第7章 (1/2)
七月一过,天气是一天比一天热,秦九穿着无袖衫走在最前面,一帮人呈三角队形往老赖进发。
今年夏天知了的叫声格外躁人,还没等进厂子门,小白表情怪异地捂着肚子说难受,秦九摇头,“叫你乱吃不干不净的盒饭,忍着。”
小白抻抻脖子,把恶心劲憋回去了。
厂子里的机器哐当哐当运转,旁边只有寥寥几个工人干活,秦九环顾一圈,噔噔噔上三楼,踹开门,大喜。
天时地利人和,那老赖窝在办公室喝茶呢。
老赖谢顶,长得像粒榛果一样,脸色乌漆墨黑,妈的一看就知道是纵欲过度,嫖出来的。
年前他向张总借了五十万,一分没还,现在利滚利毛估估算要一百五十多万,看到秦九他们自然是知道怎么回事,但依旧摆着副死猪不怕开水烫的嘴脸说没钱。
一百多万算什么,都不够他在别处欠的零头。
秦九真搞不懂他们这种人脑子里想什么,预支超出自己偿还范围内的东西,是嫌自己命不够长么?

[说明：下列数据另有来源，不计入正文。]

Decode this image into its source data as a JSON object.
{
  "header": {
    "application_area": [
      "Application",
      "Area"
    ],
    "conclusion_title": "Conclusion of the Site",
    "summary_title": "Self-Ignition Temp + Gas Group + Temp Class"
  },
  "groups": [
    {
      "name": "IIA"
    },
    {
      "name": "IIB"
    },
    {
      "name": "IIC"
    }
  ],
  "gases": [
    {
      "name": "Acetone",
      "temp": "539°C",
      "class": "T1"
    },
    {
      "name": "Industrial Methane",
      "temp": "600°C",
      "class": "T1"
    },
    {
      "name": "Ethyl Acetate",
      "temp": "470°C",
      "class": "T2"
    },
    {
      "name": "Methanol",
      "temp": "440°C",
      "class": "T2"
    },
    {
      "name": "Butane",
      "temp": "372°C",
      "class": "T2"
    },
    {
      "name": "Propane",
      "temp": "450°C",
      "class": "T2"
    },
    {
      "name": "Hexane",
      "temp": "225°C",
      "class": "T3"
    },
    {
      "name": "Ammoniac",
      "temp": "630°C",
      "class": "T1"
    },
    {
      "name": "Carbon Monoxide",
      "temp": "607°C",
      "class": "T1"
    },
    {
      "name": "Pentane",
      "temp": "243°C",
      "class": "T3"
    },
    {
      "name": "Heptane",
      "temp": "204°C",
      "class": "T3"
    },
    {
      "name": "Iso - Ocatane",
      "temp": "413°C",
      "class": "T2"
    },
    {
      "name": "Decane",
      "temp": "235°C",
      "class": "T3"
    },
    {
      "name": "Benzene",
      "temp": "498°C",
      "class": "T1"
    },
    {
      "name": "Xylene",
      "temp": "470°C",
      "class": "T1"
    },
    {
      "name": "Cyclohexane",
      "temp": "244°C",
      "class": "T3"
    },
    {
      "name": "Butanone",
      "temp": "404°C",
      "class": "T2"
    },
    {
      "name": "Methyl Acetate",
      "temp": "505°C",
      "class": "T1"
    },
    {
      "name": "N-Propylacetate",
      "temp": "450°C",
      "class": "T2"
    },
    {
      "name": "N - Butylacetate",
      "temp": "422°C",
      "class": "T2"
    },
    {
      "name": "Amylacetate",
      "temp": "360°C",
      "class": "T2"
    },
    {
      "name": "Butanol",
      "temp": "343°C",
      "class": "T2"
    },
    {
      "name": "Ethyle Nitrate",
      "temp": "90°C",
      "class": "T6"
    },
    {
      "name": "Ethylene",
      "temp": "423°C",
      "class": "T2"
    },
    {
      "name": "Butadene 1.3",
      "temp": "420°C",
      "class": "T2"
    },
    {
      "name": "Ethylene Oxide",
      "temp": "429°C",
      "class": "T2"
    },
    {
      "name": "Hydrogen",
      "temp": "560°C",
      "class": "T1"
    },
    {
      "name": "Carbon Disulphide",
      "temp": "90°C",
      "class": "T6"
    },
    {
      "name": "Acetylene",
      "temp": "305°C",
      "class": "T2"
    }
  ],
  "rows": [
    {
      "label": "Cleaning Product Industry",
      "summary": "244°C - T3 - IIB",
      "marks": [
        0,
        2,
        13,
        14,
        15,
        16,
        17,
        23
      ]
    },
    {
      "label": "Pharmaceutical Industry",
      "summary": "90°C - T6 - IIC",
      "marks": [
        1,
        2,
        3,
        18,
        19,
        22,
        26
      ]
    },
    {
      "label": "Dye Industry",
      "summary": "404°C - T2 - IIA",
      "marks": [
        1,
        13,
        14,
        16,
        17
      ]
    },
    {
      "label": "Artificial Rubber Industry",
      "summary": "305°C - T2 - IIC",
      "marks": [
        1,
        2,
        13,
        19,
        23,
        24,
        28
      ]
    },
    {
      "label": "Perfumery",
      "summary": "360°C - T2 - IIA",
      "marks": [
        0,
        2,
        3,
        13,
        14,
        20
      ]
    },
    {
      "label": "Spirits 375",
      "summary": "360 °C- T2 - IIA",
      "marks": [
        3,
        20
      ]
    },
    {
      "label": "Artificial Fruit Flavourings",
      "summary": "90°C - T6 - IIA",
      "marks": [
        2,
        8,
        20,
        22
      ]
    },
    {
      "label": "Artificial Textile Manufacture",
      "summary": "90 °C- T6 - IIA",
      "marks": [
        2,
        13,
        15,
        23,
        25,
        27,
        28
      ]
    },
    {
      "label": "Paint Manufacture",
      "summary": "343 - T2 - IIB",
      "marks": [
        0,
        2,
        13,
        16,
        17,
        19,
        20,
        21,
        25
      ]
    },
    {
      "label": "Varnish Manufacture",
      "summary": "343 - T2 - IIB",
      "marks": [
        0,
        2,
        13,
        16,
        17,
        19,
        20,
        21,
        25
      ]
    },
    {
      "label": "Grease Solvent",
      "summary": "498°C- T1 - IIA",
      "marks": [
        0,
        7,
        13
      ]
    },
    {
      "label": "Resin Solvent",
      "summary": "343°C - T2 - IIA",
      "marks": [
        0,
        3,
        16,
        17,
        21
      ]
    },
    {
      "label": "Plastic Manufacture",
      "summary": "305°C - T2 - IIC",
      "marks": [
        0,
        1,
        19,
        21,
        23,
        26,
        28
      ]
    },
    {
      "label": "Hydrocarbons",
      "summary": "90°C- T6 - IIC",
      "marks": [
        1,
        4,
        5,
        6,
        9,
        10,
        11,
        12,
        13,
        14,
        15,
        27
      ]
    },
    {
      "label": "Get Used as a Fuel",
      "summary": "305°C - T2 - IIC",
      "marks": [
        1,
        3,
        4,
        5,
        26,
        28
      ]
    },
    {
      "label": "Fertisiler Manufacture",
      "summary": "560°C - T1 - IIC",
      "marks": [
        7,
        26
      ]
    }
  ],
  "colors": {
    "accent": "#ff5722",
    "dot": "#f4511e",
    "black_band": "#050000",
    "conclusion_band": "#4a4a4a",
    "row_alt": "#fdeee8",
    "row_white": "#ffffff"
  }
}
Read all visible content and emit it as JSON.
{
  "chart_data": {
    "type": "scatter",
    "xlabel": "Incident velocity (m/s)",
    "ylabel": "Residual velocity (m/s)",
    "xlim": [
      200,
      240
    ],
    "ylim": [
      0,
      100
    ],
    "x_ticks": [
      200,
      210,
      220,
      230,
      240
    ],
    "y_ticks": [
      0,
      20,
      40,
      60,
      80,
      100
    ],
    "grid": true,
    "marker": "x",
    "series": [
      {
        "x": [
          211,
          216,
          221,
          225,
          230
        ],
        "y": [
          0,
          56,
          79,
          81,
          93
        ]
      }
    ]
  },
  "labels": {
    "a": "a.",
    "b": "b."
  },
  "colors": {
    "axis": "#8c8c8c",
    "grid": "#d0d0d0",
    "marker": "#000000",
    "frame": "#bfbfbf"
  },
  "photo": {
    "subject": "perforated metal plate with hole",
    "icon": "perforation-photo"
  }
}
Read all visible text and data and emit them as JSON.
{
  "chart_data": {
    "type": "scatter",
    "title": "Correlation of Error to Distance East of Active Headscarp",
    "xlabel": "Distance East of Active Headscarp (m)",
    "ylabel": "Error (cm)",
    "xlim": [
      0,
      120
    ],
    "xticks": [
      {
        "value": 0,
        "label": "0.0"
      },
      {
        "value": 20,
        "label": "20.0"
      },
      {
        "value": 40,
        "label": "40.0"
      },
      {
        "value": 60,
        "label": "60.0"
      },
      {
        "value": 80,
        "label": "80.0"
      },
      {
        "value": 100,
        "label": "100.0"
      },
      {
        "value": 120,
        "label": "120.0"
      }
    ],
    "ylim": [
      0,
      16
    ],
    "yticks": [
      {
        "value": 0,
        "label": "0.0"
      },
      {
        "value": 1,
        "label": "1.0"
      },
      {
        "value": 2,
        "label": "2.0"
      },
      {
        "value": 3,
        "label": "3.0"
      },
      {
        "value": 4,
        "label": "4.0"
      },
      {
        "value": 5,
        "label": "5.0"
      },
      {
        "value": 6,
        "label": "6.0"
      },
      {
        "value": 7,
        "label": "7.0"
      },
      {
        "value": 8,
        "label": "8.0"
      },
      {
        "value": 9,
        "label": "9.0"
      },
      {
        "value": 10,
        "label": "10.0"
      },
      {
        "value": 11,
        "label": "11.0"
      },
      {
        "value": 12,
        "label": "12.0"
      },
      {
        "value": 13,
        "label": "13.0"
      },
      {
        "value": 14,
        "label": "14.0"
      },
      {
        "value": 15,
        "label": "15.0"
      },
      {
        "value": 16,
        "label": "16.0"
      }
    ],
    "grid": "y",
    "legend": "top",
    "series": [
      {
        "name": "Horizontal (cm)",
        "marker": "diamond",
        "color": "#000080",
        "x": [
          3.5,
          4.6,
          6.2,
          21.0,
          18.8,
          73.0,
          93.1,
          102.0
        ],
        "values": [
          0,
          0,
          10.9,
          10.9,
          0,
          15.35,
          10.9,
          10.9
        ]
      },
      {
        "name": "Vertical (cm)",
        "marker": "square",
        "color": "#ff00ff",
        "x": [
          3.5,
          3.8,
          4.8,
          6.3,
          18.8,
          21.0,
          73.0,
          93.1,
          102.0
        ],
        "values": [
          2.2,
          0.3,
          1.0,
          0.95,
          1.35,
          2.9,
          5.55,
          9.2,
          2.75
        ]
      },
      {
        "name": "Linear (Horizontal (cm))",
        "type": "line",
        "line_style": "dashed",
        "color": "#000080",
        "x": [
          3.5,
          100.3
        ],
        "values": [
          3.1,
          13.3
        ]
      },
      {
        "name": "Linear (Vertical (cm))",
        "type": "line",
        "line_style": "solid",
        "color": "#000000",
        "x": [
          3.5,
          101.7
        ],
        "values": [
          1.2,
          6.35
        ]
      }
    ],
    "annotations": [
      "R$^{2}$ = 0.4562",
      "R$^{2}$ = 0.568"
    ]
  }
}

没所谓是吧,那砸,便宜的物件砸了,有点品相的统统拉走,但那老赖早有一手,惬意地抱着后脖子说他穷得叮当响,哪来的什么稀罕物件给他们拿。
“小白。”秦九瞥了眼吃白饭的,慢悠悠说,“你胃还难受不?”
!小白瞬间开窍,yue的一下,如翻江倒海,长河入流,痛痛快快地吐了老赖一茶几。
秦九抱起胳膊,欣赏老赖脸上一阵青一阵白。
哭穷是吧,当土匪他最在行,秦九抄家伙,迅速带领弟兄们从办公桌里劈出一大樽貔貅来,玉色是“脚踏金山”,值个把来万。
“嚯,有钱养貔貅,没钱还贷。”秦九啧嘴。
“假的,不值钱。”老赖摆摆手。
“不值钱?那砸了吧,不差这一锤。”
“要砸就砸。”老赖闭眼看天。
“死鸭子嘴硬,你说你图啥?”
“反正没钱,我没钱我没钱我没钱。”
这话秦九是不信的,真要没钱花他早卖手上那块劳力士了,还能蹲办公室优哉游哉喝茶?
“保险柜,墙,挂历后边。”秦九心里有数,“空心地板也留意一下,说不定有银行卡。”
大家马上行动起来,跟考古队一样敲敲打打,秦九蹲在椅子上,恶狠狠地盯着老赖,“我看你一点也不怕嘛。
“怕其实是有点怕的。”老赖贱兮兮的,“但欠钱有什么大不了的?你们真有本事,去啊,去让法院给我发传票啊!顶多判个三年五年,你们如果动手打我,万一把我打死了的话,可是要吃枪子的!”
他停顿,感觉好像把秦九惹毛了,心里直发虚。